The SC said that “in exceptional cases wherein the in-person appearance of a government official is called for… the court should allow as a first option, the officer to appear before it through video conferencing” and that when personal presence is directed, reasons for the same should be recorded. The official concerned should be given due notice so that he has sufficient time to prepare, the bench said adding courts should, to the extent possible, also designate a specific time slot for the appearance. “Government officials participating in the proceedings need not stand throughout the hearing. Standing should be required only when the official is responding to or making statements in court”, said the SOP.
The SOP stated: “Courts must cultivate an environment of respect and professionalism. Comments on the dress of the official appearing before the court should be avoided unless there is a violation of the specified dress code applicable to their office”.
Among others, the SOP also calls upon courts to exercise caution and restraint when initiating contempt proceedings against government officials. In the Uttar Pradesh matter last year, the Finance Secretary and Finance Special Secretary were taken into custody and bailable warrants were issued against the Chief Secretary and the Additional Chief Secretary (Finance). This was over non-compliance with the Allahabad High Court’s April 4 direction to the state government to notify rules proposed by the Chief Justice on ‘Domestic Help to Former Chief Justices and Former Judges of the Allahabad High Court’.

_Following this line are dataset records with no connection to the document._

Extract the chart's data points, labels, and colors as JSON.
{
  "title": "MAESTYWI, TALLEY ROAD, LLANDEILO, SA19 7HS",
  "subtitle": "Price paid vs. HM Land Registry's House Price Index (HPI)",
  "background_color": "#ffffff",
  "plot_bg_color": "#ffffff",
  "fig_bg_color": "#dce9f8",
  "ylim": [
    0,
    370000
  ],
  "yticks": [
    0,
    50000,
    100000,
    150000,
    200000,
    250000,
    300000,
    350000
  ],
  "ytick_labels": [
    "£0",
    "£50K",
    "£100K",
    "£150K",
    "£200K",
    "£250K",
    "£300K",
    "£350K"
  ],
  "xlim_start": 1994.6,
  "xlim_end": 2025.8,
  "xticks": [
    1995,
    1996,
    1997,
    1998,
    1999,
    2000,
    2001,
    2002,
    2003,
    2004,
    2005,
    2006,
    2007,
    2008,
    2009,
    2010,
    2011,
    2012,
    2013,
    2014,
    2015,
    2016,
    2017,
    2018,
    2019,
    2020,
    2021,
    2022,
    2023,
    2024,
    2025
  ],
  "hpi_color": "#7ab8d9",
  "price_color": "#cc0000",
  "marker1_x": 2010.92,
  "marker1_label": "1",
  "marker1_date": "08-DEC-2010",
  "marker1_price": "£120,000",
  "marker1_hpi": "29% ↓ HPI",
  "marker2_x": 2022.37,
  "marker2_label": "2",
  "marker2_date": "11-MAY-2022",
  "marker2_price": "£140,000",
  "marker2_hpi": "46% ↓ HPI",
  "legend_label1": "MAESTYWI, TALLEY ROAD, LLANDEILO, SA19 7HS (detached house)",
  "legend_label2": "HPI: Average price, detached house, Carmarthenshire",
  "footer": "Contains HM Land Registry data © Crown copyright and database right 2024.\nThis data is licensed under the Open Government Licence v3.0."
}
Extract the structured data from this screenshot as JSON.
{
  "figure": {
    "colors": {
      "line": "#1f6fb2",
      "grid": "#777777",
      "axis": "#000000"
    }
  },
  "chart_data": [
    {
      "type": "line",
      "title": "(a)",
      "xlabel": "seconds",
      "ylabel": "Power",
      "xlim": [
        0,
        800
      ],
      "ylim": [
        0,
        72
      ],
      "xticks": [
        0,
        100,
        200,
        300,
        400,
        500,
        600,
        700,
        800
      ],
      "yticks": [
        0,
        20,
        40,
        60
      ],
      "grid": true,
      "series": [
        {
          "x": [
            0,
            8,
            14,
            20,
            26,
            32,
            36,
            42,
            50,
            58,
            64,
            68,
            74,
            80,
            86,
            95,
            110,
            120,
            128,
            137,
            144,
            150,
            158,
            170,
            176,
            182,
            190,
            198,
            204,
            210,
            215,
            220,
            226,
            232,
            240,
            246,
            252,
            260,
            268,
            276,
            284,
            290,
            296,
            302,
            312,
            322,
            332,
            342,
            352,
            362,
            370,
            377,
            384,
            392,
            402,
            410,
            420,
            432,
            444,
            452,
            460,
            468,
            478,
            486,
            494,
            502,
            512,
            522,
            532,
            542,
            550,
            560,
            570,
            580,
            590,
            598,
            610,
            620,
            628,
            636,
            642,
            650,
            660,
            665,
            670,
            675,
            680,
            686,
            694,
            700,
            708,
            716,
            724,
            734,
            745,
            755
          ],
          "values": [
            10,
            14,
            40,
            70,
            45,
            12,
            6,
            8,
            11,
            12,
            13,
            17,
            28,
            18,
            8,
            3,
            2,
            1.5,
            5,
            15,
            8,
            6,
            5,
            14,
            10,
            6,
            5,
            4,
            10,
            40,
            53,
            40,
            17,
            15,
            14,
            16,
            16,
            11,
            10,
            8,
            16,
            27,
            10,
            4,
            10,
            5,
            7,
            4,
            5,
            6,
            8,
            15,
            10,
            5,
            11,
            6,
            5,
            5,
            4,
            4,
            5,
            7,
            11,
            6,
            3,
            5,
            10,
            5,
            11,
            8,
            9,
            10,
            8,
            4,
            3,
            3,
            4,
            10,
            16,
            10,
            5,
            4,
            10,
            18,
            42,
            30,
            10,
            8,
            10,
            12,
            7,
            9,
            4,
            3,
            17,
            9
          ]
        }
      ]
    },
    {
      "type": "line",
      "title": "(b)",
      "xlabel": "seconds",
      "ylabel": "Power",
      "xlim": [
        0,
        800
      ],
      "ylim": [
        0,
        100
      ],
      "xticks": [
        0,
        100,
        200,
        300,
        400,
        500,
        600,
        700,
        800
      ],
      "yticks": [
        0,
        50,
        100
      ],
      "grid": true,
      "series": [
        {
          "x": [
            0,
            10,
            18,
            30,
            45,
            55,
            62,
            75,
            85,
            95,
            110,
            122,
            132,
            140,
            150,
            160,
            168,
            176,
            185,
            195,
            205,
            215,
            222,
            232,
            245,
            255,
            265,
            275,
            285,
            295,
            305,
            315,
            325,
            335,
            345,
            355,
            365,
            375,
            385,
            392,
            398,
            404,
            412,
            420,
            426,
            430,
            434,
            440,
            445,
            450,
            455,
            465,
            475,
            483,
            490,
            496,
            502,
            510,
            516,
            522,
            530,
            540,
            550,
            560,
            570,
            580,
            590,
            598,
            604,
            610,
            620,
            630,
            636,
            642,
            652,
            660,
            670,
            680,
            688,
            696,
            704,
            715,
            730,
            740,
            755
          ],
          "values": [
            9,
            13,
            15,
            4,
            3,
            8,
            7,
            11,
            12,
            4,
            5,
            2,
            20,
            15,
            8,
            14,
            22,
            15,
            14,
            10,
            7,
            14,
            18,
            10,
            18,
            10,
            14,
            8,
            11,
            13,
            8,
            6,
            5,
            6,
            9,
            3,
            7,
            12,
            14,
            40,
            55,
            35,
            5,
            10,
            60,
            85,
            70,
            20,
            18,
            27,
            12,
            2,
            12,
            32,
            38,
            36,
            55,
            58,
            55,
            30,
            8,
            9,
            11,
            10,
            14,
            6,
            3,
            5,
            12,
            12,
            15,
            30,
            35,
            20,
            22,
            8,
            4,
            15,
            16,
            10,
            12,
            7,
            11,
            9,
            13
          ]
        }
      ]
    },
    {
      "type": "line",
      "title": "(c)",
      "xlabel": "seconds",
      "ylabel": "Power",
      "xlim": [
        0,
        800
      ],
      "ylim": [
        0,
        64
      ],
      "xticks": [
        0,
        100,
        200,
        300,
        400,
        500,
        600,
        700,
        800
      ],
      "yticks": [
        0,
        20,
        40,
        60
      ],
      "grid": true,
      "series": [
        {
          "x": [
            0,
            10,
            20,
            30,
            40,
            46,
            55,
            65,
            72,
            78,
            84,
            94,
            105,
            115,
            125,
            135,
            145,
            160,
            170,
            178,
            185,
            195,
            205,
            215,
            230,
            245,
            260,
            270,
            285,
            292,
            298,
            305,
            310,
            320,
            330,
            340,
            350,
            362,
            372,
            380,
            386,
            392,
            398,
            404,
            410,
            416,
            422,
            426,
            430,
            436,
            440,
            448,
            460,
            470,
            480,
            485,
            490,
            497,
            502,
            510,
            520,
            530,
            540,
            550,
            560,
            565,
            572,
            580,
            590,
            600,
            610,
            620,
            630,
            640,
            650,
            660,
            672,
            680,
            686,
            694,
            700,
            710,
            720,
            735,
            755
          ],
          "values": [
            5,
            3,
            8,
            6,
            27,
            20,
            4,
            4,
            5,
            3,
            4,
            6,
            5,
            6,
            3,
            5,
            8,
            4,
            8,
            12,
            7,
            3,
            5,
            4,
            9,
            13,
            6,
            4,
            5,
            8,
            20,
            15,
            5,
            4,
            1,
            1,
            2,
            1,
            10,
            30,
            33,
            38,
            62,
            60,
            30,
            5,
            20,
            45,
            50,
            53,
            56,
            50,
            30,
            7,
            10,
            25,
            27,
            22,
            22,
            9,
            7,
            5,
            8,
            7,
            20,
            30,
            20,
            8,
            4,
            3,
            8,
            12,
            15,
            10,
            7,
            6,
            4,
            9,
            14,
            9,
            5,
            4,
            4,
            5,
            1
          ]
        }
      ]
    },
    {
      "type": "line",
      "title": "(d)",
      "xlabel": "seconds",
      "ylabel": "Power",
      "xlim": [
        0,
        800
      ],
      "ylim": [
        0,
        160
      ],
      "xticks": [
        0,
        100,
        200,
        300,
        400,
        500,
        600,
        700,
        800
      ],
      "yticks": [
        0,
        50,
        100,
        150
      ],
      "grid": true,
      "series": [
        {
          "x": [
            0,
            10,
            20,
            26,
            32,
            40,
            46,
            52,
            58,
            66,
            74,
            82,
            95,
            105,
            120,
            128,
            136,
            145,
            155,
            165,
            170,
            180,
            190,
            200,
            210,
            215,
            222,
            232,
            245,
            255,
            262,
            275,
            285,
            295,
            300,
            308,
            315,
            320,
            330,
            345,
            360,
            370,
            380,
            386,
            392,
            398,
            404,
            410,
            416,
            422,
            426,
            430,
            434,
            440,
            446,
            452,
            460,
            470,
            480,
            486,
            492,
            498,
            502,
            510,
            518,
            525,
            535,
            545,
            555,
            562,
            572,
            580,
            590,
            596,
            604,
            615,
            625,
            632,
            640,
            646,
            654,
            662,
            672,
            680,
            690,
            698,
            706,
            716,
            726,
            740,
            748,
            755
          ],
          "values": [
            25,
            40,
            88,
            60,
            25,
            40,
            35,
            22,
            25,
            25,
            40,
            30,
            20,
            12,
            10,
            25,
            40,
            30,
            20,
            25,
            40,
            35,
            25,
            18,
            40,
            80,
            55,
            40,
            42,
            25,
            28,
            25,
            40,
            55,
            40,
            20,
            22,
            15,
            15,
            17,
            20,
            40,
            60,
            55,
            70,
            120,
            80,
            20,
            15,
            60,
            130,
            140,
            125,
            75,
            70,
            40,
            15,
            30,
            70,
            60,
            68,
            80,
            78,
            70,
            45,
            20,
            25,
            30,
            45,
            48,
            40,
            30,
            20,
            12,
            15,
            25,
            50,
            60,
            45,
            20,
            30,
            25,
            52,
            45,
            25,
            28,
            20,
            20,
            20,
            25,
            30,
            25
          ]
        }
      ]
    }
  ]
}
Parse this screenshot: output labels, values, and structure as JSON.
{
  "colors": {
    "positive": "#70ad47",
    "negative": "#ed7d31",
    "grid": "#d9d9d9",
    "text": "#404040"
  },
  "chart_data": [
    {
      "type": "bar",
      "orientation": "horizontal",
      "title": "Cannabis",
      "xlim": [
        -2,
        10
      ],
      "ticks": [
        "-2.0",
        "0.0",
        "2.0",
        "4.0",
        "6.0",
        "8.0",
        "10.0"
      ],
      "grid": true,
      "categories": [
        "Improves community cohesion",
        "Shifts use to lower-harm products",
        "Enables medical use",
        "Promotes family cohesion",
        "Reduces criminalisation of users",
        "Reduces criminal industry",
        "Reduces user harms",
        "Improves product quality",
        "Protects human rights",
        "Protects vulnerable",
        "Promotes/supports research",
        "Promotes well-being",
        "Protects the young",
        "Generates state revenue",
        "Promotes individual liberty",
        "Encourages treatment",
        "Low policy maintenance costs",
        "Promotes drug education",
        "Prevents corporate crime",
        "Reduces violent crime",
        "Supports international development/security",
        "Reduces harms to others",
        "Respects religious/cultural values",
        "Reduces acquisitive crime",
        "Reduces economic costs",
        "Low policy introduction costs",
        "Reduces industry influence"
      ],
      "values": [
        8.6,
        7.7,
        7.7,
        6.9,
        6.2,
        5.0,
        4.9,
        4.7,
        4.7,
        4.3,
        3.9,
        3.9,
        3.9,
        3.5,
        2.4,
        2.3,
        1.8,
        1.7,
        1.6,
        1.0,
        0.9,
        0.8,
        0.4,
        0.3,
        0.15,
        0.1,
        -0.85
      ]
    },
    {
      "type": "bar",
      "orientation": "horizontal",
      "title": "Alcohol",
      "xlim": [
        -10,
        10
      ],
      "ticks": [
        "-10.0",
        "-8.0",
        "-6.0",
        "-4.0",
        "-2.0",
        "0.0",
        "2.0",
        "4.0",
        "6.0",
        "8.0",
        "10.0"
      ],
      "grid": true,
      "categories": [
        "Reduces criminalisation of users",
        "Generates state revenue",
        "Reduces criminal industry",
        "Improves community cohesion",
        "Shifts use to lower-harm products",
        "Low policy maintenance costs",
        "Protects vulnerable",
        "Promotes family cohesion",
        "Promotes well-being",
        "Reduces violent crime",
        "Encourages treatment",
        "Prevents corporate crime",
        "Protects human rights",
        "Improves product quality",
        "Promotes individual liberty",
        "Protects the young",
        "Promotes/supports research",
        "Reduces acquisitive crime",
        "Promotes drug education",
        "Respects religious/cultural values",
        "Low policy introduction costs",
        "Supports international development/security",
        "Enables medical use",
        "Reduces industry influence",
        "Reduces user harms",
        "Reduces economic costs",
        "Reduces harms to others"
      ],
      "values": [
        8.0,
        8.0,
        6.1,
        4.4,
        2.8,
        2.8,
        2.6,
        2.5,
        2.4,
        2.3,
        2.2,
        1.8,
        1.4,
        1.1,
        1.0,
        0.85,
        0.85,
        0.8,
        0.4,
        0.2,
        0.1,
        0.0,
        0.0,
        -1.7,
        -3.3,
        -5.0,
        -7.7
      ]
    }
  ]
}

The state government moved an application before the court seeking the rollback of the April 4 order. It highlighted legal obstacles in complying with the directions, but the HC went ahead with the action against the officials. Deciding on the state’s plea against this, the top court made it clear that the high court did not have the power to direct the state government to notify the rules.
“The Chief Justice did not have the competence to frame the rules under Article 229 of the Constitution. Further, the High Court, acting on the judicial side, does not have the power to direct the Government to frame rules proposed by it on the administrative side”
Disapproving of the “conduct” of the High Court in “frequently summoning” officials of the Uttar Pradesh government, the SC said: “Appearance of government officials before courts must not be reduced to a routine measure in cases where the government is a party and can only be resorted to in limited circumstances. The use of the power to summon the presence of government officials must not be used as a tool to pressurize the government, particularly, under the threat of contempt”.
It said: “The issuance of bailable warrants by the High Court against officials, including the Chief Secretary, who was not even summoned in the first place, further indicates the attempt by the High Court to unduly pressurize the government” and “runs contrary to the scheme envisaged by the Constitution”.
Sounding a note of caution, the SC said: “Courts must refrain from summoning officials as the first resort. While the actions and decisions of public officials are subject to judicial review, summoning officials frequently without just cause is not permissible… Courts across the country must foster an environment of respect and professionalism…”.